Caxias do Sul 22/11/2025

No silêncio da noite, ele encontra seu novo caminho

Pode ser ali que as almas encontram seu lugar, seu caminho, seu destino
Produzido por Neusa Picolli Fante, 05/11/2025 às 09:48:11
Neusa Picolli Fante é psicóloga clínica especialista em lutos e perdas
Foto: Morgane Coloda

Uma novidade foi instalada na pequena cidade. Não mais se ficaria velando o corpo do ente querido toda a noite. E isso causava estranheza, descontentamento de uns, concordância de outros.

Alguém lhe disse: “é no silêncio da noite que ela encontrará seu novo caminho...”, e isso serviu para acalmar seu coração. Sim, é nesse silêncio que quem partiu encontra o valioso caminho para a nova morada. De volta para sua maior morada: a mais antiga, a mais acolhedora.

É ali, penso eu, que pondera o dizer “deixe os mortos virem buscar os seus mortos”. Foi assim que enxerguei o que acontecia e, diante da dúvida de deixar sua mãe passar a noite sozinha na capela mortuária, viu-se numa interrogação. Sentimento de culpa a alcançava, queria passar a noite junto ao corpo sem vida. Iria com ela, se possível, mas sabia que não era.

Esse tempo de se despedir é pouco ou é todo o tempo? Cada um do seu jeito vai criando suas despedidas do seu jeito e como se constrói seu entendimento, pois é o tempo de conexão espiritual.

Para ela, era tempo de serenar após anos de cuidado muito intenso. Numa atrapalhação de tarefas, acreditava que deixá-la sozinha era abandoná-la, era não amá-la.

Nas despedidas, o deixar quem se foi passar a noite sozinho, muitas vezes, é compreendido como abandono ao ente querido morto, porém, esse é o tempo dele, é o momento de ele conectar-se com a subida, com o ir além, com deixar virem buscá-lo e lhe mostrarem seu novo caminho.

Até porque, no meio de muita gente falando, trocando recordações, como construir um mundo à parte do ruído presente, das conversas? Assim observava, todos falavam, se encontravam, trocavam lembranças e dialogavam sobre a vida, e alguém ali precisava de silêncio para se conectar, para se despedir, para simplesmente compreender o que estava acontecendo.

Sim, os dois momentos são sublimes: tanto o do silêncio, quanto o das conversas. Os dois dialogam com o momento. No entanto, vamos ressaltar que pode ser no silêncio da noite que as almas encontram seu lugar, seu caminho, seu destino. Deixe-as encontrarem seu novo lugar.

E vamos observar que cada indivíduo está inserido em uma determinada cultura, história e pelas questões pessoais que permeiam e vamos integrar tudo isso. Assim, cada um age com o que é do seu mundo e conforme a sua necessidade.
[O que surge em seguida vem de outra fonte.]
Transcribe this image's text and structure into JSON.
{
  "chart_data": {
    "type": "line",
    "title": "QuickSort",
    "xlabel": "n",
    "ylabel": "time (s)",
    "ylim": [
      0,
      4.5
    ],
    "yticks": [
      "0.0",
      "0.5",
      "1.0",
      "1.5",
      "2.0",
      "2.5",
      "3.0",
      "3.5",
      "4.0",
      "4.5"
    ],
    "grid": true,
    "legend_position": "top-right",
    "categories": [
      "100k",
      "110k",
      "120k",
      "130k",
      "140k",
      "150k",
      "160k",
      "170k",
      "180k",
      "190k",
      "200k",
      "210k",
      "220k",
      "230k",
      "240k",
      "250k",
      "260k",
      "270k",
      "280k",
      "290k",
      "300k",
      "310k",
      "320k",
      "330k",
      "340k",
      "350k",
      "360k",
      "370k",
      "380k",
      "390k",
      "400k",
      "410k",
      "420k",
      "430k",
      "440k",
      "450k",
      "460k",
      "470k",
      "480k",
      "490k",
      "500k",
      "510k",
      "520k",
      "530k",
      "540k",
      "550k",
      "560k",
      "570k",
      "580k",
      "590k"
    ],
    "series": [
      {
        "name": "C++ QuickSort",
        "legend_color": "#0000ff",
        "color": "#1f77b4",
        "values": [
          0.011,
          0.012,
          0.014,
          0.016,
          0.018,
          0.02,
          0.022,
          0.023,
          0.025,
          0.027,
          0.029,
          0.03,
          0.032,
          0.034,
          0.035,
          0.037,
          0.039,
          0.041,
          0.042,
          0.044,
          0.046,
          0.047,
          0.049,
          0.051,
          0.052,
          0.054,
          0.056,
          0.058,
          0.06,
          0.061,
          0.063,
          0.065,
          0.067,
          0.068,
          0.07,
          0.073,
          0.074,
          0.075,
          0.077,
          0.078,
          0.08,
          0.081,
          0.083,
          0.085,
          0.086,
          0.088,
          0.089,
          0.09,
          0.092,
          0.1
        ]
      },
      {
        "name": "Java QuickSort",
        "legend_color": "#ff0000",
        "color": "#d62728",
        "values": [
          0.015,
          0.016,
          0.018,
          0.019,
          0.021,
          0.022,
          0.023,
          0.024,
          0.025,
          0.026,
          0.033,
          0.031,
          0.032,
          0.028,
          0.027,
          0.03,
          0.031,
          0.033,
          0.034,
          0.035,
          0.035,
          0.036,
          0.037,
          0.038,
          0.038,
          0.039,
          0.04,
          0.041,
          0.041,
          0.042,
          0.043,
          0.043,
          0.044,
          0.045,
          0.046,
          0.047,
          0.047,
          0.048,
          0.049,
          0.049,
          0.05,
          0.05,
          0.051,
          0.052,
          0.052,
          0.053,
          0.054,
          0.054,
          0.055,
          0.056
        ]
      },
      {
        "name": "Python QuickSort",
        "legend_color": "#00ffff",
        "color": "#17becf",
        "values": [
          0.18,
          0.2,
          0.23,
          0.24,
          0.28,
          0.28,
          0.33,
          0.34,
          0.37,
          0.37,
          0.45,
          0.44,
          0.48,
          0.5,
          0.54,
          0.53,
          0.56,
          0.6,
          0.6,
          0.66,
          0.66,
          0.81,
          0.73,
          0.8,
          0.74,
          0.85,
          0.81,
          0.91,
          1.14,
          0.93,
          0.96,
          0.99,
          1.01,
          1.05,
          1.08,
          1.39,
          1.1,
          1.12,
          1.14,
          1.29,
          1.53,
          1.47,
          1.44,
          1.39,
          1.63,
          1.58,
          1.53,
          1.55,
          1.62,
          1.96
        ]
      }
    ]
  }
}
Foi nessa reflexão que adentrei em lembranças e lembrei do grande cemitério do Cairo – Egito, que visitei pouco tempo atrás e que ainda me impactava a informação de que em torno de 150 mil vivos habitam nele. Dividem o espaço mortos e vivos. Informação do guia local que nos acompanhou na viagem.

Fiquei imaginando os vivos morando no mesmo espaço que os mortos, numa densa mistura de mundos e consciências. Como isso acontece? Até porque, às vezes, entre os vivos, almas procurando alento vagueiam. E entre os mortos, será a mesma procura? São pessoas necessitadas que criaram espaço ali entre as lápides. Famílias que ali se instalam e criam uma favela, diferente da que conhecemos.

Permeia um “eu fui assim” ao mesmo tempo em que, do outro lado da vida, surge um “vou ser assim”, misturando a vida e a morte.

Sabe-se, no entanto, que esse olhar que perpassa mortos e vivos não contempla a todos. Somente veem os que têm os olhos e a alma preparados para esse olhar.

Imaginei a convivência e os aprendizados. Atrapalhações haverá, sem dúvidas. Tudo a se ensaiar e eu a me inebriar nessas reflexões do grande aprendizado chamado viver e conhecer novas maneiras de ser e de se relacionar.

Neusa Picolli Fante é psicóloga clínica especialista em lutos e perdas. É palestrante e escritora, autora de oito livros: três de psicologia, três de crônicas e dois de poesia.